Irreducible polynomials of the form $x^n - q$ Is there any easy way to see the following?
Let $n\in\mathbb{N}$. Let $a,b\in\mathbb{R}$ s.t. $a < b$. Then, there exists $q\in\mathbb{Q}$ s.t. $a<q<b$ and $p(x) = x^n - q$ is irreducible over $\mathbb{Q}[x]$.
That is, given a degree $n$ and an open real interval $I$, we can always find some rational $q\in I$ s.t. the polynomial $p(x) = x^n - q$ is irreducible over $\mathbb{Q}[x]$.
My current solution (using the binomial irreducibility criteria given here - Is the polynomial $x^{105} - 9$ reducible over $\mathbb{Z}$?) seems like overkill.
Thank you!
 A: Probably an overkill: 
I will prove the following statement: If $0<a<b$ we can find some $r \in \mathbb Q$ with $a < r <b$ so that all polynomials $X^n \pm r$ are irreducible. 

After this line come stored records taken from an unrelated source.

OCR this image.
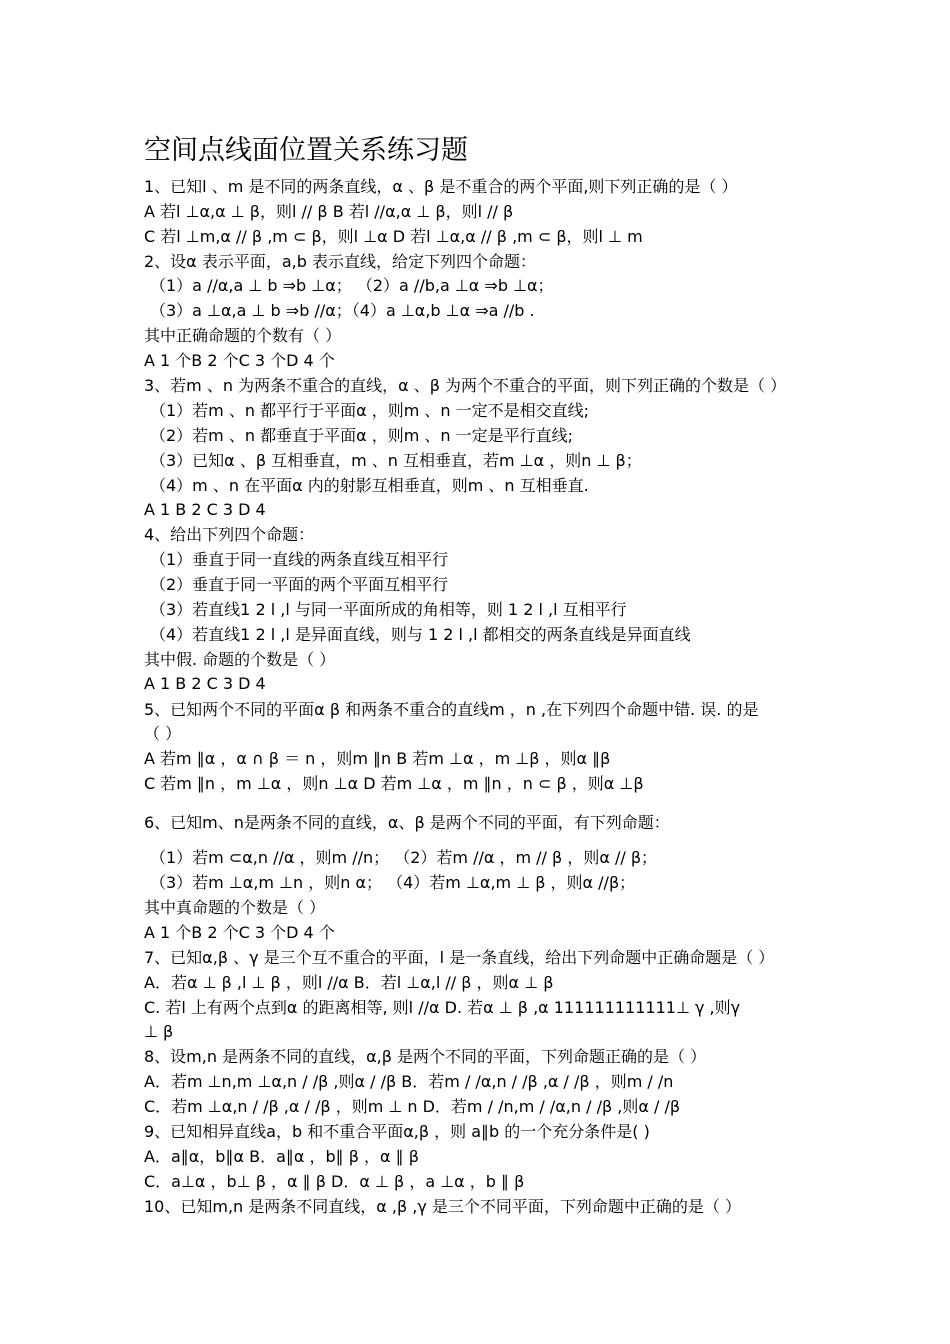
空间点线面位置关系练习题
1、已知l 、m 是不同的两条直线，α 、β 是不重合的两个平面,则下列正确的是（ ）
A 若l ⊥α,α ⊥ β，则l // β B 若l //α,α ⊥ β，则l // β
C 若l ⊥m,α // β ,m ⊂ β，则l ⊥α D 若l ⊥α,α // β ,m ⊂ β，则l ⊥ m
2、设α 表示平面，a,b 表示直线，给定下列四个命题：
（1）a //α,a ⊥ b ⇒b ⊥α； （2）a //b,a ⊥α ⇒b ⊥α；
（3）a ⊥α,a ⊥ b ⇒b //α；（4）a ⊥α,b ⊥α ⇒a //b .
其中正确命题的个数有（ ）
A 1 个B 2 个C 3 个D 4 个
3、若m 、n 为两条不重合的直线，α 、β 为两个不重合的平面，则下列正确的个数是（ ）
（1）若m 、n 都平行于平面α ，则m 、n 一定不是相交直线;
（2）若m 、n 都垂直于平面α ，则m 、n 一定是平行直线;
（3）已知α 、β 互相垂直，m 、n 互相垂直，若m ⊥α ，则n ⊥ β；
（4）m 、n 在平面α 内的射影互相垂直，则m 、n 互相垂直.
A 1 B 2 C 3 D 4
4、给出下列四个命题：
（1）垂直于同一直线的两条直线互相平行
（2）垂直于同一平面的两个平面互相平行
（3）若直线1 2 l ,l 与同一平面所成的角相等，则 1 2 l ,l 互相平行
（4）若直线1 2 l ,l 是异面直线，则与 1 2 l ,l 都相交的两条直线是异面直线
其中假. 命题的个数是（ ）
A 1 B 2 C 3 D 4
5、已知两个不同的平面α β 和两条不重合的直线m ，n ,在下列四个命题中错. 误. 的是
（ ）
A 若m ∥α ，α ∩ β ＝ n ，则m ∥n B 若m ⊥α ，m ⊥β ，则α ∥β
C 若m ∥n ，m ⊥α ，则n ⊥α D 若m ⊥α ，m ∥n ，n ⊂ β ，则α ⊥β
6、已知m、n是两条不同的直线，α、β 是两个不同的平面，有下列命题：
（1）若m ⊂α,n //α ，则m //n； （2）若m //α ，m // β ，则α // β；
（3）若m ⊥α,m ⊥n ，则n α； （4）若m ⊥α,m ⊥ β ，则α //β；
其中真命题的个数是（ ）
A 1 个B 2 个C 3 个D 4 个
7、已知α,β 、γ 是三个互不重合的平面，l 是一条直线，给出下列命题中正确命题是（ ）
A．若α ⊥ β ,l ⊥ β ，则l //α B．若l ⊥α,l // β ，则α ⊥ β
C. 若l 上有两个点到α 的距离相等, 则l //α D. 若α ⊥ β ,α 111111111111⊥ γ ,则γ
⊥ β
8、设m,n 是两条不同的直线，α,β 是两个不同的平面，下列命题正确的是（ ）
A．若m ⊥n,m ⊥α,n / /β ,则α / /β B．若m / /α,n / /β ,α / /β ，则m / /n
C．若m ⊥α,n / /β ,α / /β ，则m ⊥ n D．若m / /n,m / /α,n / /β ,则α / /β
9、已知相异直线a，b 和不重合平面α,β ，则 a∥b 的一个充分条件是( )
A．a∥α，b∥α B．a∥α ，b∥ β ，α ∥ β
C．a⊥α ，b⊥ β ，α ∥ β D．α ⊥ β ，a ⊥α ，b ∥ β
10、已知m,n 是两条不同直线，α ,β ,γ 是三个不同平面，下列命题中正确的是（ ）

Using the prime number theorem you can prove that for each $\epsilon >1$ there exists some $N$ so that for all $n \geq N$ there exists a prime between $n $ and $\epsilon n$.
Now, let $\epsilon =\frac{b}{a}$ and pick some prime $q$ so that $bq > N_\epsilon$. Then, there exists some prime $p$ so that
$$bq < p <\frac{a}{b}bq =aq$$
This shows that we can find some $a <r <b$ rational which is of teh form $r=\frac{p}{q}$ with $p,q$ primes.
Now, by Eisenstein criteria, the polynomials
$$qX^n \pm p$$
are irreducible over $\mathbb Q$. 
A: First note that we can find a rational $\frac{a}{2}<\frac{k}{l}<\frac{b}{2}$ such that $k,l$ are odd (I leave it as an exercise, you can even constrain $l$ to be e.g. large power of $3$). Then I claim that $\frac{2k}{l}$ makes this work. Indeed, if $x^n-\frac{2k}{l}$ was reducible over $\Bbb Q$, then so would be $lx^n-2k$. But by Eisenstein's criterion it isn't the case, as $2\mid 2k,2^2\nmid 2k$ (because $k$ is odd) and $2\nmid l$ ($l$ is odd).